The case before the Court concerned trespass and illegal use of customary land by logging giant Rimbunan Hijau, and the court endorsed an earlier award of damages of more than K6 million against the company.
But the Supreme Court decision goes much further in its examination of the issues of social licence and consent and concludes that many landowners around PNG are entitled to compensation from mining, logging and oil and gas companies for the ‘illegal entry, occupation and conduct of their businesses’ :
What happened here is in fact a sad story that is repeated throughout the country over a long period of time from the colonial administration in the name of opening up wild frontiers for various so called developments and projects. The so called projects and development covers from logging, prospecting for minerals and oil and gas to actual mining, to oil and gas developments to other customary land base developments like the famous or infamous Special Agriculture Business Development Leases (SABLs). What is happening in most cases is that, developers and the State alike are failing to either deliberately or by inadvertence to first ascertain, then properly organise, empower and deal with the properly identified and confirmed customary land owners. Rather than taking this most important first critical step, the State and the developers are entering customary land and are proceeding with their activities and in so doing, choosing to and are indeed dealing with persons who claim to be landowners when in fact they may not be the true and correct landowners… The State to the extent that it is doing nothing about this practice is encouraging this improper and illegal approach by so called developers which in fact is a large scale fraud committed against the true and correct landowners by the so called developers with the support of the State and in collaboration with persons claiming to be owners when they are not.

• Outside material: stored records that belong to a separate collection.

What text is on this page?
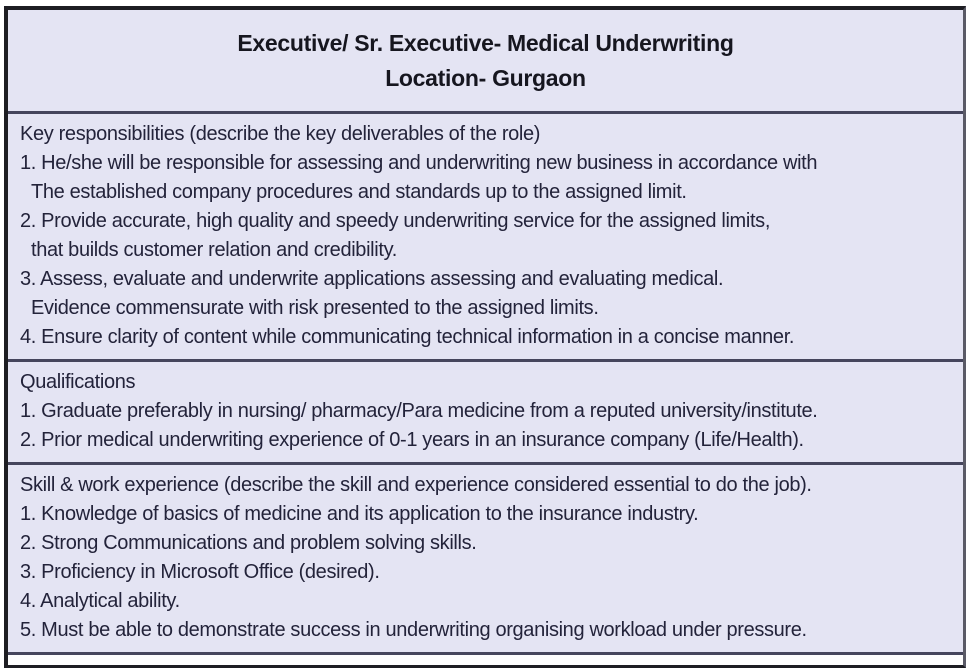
Executive/ Sr. Executive- Medical Underwriting
Location- Gurgaon
Key responsibilities (describe the key deliverables of the role)
1. He/she will be responsible for assessing and underwriting new business in accordance with
The established company procedures and standards up to the assigned limit.
2. Provide accurate, high quality and speedy underwriting service for the assigned limits,
that builds customer relation and credibility.
3. Assess, evaluate and underwrite applications assessing and evaluating medical.
Evidence commensurate with risk presented to the assigned limits.
4. Ensure clarity of content while communicating technical information in a concise manner.
Qualifications
1. Graduate preferably in nursing/ pharmacy/Para medicine from a reputed university/institute.
2. Prior medical underwriting experience of 0-1 years in an insurance company (Life/Health).
Skill & work experience (describe the skill and experience considered essential to do the job).
1. Knowledge of basics of medicine and its application to the insurance industry.
2. Strong Communications and problem solving skills.
3. Proficiency in Microsoft Office (desired).
4. Analytical ability.
5. Must be able to demonstrate success in underwriting organising workload under pressure.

Kandakasi J., in his decision in the P’Nyang and Kanga Kawira cases correctly calls them “fraudsters and thieves.” As was noted by his honour in his judgments, the PNG LNG project presents a clear case on point. In this project, despite s. 47 of the Oil and Gas Act, both the State and the developers have failed to properly identify the true and correct landowners, properly organising them into ILGs, enable the landowners to fairly and meaningfully enter into negotiations with the developers and the State and for the developers and the State to seek and secure from the true and correct landowners through their duly elected or appointed leaders the landowners free and informed consent and approval and ultimately, their social license to operate. The contracts or agreements and the deals the State and developers enter into with persons not properly identified and appointed by the landowning clans, or groups, remain null and void ab initio or void and of no effect from the very beginning. Given that, when the true and correct owners eventually assert their ownership rights and exercise their rights, challenging the contracts or deals with the fraudsters and or thieves, they must give way. Such contracts do not bind the true and correct landowners. If need be, the State and or the developer concerned need to enter into completely new contracts with the true and correct landowners on terms that are fair and reasonable with reasonable compensation being paid for the earlier illegal entry, occupation and conduct of their businesses.